The product rule states that the derivative of a product of two functions is given by:

$$\frac{d}{dx}[f(x)g(x)] = f'(x)g(x) + f(x)g'(x)$$

In simpler terms, it's the derivative of the first function times the second function, plus the first function times the derivative of the second function.

Example: Let's find the derivative of $y = (4x^2 + 3)(2x + 5)$.

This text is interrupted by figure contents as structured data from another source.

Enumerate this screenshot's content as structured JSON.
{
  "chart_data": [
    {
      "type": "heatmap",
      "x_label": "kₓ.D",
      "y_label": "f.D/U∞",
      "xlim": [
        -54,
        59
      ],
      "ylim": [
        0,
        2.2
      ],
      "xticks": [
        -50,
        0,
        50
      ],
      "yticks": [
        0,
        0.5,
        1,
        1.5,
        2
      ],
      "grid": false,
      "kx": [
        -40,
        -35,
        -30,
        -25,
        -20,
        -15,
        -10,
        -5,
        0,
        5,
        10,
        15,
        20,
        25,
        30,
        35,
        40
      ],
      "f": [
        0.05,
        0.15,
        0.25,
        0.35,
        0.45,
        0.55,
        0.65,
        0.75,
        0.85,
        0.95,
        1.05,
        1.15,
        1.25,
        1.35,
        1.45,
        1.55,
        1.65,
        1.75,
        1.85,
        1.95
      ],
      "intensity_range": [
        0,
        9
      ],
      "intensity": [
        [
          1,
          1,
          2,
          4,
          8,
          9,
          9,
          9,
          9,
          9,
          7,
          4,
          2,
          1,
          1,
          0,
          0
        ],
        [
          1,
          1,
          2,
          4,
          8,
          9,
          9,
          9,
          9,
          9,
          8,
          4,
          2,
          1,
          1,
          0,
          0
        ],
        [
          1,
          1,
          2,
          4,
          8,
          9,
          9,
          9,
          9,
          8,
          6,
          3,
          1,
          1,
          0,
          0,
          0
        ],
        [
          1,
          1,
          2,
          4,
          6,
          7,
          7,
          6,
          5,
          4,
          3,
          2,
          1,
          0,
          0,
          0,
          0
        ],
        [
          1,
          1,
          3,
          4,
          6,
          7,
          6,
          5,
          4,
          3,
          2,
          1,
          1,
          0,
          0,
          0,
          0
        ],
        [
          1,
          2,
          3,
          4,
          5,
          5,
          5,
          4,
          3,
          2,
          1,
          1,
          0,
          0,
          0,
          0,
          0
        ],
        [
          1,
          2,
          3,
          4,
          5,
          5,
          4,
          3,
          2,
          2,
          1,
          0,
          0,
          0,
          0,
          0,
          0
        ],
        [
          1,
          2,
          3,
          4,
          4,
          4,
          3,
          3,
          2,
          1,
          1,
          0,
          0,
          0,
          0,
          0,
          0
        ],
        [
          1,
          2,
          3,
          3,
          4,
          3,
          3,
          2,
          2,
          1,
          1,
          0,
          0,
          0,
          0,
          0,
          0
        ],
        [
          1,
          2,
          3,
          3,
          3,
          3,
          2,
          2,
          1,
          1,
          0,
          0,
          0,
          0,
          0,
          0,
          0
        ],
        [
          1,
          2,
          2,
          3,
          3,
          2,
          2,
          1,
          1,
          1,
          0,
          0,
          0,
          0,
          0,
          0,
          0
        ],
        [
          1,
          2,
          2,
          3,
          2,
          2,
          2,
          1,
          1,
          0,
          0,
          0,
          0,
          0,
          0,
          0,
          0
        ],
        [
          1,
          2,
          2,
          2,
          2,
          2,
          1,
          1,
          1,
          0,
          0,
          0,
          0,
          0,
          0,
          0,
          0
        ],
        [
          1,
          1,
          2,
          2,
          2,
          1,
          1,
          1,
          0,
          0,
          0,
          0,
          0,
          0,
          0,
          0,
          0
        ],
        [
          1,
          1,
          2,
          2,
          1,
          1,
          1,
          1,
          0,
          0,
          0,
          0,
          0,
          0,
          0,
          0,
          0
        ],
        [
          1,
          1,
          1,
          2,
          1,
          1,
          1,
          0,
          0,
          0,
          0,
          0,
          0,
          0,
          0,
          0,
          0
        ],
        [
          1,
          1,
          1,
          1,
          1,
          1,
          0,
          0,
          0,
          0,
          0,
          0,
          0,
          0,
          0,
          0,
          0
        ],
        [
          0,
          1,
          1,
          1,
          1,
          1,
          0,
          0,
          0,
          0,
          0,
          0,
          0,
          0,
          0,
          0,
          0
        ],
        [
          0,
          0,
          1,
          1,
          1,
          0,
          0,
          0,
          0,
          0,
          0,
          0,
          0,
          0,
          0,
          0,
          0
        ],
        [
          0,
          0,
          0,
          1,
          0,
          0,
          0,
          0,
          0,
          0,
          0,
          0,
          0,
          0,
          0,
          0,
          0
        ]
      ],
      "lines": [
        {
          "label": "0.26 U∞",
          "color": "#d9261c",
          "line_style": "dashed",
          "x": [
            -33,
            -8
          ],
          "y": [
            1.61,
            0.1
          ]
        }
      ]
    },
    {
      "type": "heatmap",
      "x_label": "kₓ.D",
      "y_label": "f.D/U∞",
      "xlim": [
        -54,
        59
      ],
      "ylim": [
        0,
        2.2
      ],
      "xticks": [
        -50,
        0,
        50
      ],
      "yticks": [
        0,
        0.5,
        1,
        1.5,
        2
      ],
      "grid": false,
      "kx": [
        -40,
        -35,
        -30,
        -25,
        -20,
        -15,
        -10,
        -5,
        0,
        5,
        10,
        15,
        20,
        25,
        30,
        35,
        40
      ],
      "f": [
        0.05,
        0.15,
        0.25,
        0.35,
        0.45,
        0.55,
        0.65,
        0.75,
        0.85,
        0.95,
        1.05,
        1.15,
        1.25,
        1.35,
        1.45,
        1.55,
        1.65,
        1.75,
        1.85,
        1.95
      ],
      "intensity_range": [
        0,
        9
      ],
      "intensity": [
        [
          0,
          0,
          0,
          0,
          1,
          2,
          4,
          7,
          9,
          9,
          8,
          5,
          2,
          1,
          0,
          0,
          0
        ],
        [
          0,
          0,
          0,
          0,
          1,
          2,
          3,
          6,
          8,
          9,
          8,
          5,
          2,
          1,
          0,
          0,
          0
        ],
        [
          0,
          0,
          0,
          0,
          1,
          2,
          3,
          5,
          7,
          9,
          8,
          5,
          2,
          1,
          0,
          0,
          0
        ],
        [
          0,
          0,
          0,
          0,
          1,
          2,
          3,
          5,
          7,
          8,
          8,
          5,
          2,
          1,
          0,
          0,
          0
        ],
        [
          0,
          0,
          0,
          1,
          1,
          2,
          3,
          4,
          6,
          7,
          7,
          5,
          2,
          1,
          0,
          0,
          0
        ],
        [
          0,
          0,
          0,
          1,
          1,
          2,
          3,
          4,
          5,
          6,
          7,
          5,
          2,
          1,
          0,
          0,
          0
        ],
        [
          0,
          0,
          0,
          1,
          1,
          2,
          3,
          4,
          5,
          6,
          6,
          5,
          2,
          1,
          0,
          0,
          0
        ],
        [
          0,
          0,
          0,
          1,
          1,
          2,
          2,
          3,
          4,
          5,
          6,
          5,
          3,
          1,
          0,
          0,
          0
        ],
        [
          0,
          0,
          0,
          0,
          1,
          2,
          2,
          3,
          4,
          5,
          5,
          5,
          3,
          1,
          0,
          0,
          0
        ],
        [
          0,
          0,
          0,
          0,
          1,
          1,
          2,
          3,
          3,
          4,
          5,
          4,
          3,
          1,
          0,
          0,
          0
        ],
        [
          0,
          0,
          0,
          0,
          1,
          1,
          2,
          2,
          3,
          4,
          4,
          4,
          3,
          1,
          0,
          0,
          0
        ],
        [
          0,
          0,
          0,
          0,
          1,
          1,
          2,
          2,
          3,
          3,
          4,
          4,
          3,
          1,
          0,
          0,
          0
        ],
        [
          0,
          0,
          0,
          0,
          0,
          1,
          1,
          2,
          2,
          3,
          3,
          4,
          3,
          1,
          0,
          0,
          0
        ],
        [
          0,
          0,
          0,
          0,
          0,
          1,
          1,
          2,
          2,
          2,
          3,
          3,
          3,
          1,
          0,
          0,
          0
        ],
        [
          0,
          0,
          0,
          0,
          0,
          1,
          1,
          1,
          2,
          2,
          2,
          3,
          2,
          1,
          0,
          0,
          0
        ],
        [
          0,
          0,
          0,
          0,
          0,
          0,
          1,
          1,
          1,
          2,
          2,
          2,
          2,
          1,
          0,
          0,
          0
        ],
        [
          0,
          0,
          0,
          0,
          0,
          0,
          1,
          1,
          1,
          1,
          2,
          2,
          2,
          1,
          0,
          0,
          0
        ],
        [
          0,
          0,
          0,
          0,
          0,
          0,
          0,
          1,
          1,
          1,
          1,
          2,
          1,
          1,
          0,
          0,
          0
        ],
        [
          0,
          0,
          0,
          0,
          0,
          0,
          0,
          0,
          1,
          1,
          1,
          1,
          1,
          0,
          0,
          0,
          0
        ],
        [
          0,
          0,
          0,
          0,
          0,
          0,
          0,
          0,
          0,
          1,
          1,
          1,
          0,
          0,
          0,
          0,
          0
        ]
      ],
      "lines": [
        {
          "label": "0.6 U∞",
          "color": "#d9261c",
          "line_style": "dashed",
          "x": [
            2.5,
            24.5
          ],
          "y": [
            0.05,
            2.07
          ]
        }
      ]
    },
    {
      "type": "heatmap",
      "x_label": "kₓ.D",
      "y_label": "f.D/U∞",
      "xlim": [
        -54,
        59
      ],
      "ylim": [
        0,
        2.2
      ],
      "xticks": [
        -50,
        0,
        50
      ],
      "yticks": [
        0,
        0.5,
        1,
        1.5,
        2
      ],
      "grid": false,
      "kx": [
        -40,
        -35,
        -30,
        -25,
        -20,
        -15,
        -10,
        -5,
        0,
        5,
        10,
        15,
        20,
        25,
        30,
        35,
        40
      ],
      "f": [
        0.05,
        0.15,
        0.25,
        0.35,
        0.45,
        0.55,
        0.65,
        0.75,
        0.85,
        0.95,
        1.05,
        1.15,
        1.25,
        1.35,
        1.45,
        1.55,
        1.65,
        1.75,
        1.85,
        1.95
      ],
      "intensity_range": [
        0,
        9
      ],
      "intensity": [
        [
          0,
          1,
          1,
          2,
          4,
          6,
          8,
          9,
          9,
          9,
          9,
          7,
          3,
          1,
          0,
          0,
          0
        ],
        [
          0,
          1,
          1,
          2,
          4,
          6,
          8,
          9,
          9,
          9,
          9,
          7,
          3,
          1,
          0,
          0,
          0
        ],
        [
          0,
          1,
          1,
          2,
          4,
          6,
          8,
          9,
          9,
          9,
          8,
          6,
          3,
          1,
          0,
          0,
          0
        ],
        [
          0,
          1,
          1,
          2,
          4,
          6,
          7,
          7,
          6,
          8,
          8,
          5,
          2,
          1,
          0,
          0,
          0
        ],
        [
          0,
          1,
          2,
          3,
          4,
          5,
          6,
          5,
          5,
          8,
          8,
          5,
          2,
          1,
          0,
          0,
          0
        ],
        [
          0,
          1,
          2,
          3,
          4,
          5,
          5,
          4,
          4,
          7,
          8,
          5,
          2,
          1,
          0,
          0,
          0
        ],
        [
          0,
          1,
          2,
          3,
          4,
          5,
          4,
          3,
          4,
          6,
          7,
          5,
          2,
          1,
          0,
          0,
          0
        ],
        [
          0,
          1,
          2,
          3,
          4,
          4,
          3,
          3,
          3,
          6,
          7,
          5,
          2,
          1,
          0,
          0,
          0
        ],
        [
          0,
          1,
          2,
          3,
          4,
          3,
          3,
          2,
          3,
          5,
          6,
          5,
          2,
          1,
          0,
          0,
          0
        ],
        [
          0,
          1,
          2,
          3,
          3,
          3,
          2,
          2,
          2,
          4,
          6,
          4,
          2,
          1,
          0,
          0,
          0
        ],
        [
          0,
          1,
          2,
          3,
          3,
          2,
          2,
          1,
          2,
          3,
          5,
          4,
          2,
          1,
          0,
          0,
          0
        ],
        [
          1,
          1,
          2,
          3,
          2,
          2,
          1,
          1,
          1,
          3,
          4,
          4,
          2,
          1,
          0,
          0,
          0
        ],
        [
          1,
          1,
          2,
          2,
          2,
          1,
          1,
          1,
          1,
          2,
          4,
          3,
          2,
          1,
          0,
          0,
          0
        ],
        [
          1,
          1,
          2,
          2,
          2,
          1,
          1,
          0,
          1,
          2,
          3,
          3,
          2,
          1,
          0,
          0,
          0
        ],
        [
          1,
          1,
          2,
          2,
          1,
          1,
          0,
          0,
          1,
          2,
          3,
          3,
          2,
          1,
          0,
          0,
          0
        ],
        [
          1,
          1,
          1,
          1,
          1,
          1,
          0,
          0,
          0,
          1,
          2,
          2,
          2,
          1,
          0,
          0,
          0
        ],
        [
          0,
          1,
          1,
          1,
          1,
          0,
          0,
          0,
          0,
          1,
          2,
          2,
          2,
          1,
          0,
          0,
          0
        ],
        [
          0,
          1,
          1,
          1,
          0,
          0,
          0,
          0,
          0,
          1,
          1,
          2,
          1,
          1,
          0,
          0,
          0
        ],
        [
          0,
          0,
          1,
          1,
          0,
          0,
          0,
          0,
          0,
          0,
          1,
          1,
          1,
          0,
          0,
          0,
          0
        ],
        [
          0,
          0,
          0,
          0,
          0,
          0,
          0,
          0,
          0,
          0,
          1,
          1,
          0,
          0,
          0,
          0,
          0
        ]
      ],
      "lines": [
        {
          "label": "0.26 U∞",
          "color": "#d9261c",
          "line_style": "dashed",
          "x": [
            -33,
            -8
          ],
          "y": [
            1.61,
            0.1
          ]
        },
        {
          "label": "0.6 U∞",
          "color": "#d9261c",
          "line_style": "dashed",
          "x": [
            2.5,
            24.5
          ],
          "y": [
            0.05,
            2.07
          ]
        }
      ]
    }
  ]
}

Here, we can identify $f(x) = 4x^2 + 3$ and $g(x) = 2x + 5$. Then, we find their derivatives:

• $f'(x) = 8x$
• $g'(x) = 2$

Now, applying the product rule:

$$y' = (8x)(2x + 5) + (4x^2 + 3)(2)$$ $$y' = 16x^2 + 40x + 8x^2 + 6$$ $$y' = 24x^2 + 40x + 6$$

Another example: Let's differentiate $f(x) = xe^x$. Using the product rule:

• Let $m(x) = x$, so $m'(x) = 1$.
• Let $n(x) = e^x$, so $n'(x) = e^x$.

Then, $f'(x) = (1)(e^x) + (x)(e^x) = e^x + xe^x = e^x(1 + x)$

The Quotient Rule

The quotient rule states that the derivative of a quotient of two functions is given by:

$$\left(\frac{f}{g}\right)' = \frac{gf' - fg'}{g^2}$$

Remember this as: (Bottom times derivative of the Top) minus (Top times derivative of the Bottom) all over (Bottom squared)!

Example: Let's find the derivative of $y = \frac{x^2 + x - 2}{x^3 + 6}$.

• $f(x) = x^2 + x - 2$, so $f'(x) = 2x + 1$
• $g(x) = x^3 + 6$, so $g'(x) = 3x^2$

Applying the quotient rule:

$$y' = \frac{(x^3 + 6)(2x + 1) - (x^2 + x - 2)(3x^2)}{(x^3 + 6)^2}$$ $$y' = \frac{(2x^4 + x^3 + 12x + 6) - (3x^4 + 3x^3 - 6x^2)}{(x^3 + 6)^2}$$ $$y' = \frac{-x^4 - 2x^3 + 6x^2 + 12x + 6}{(x^3 + 6)^2}$$

Keep practicing, and you'll master these rules in no time! Good luck, and see you in the next section!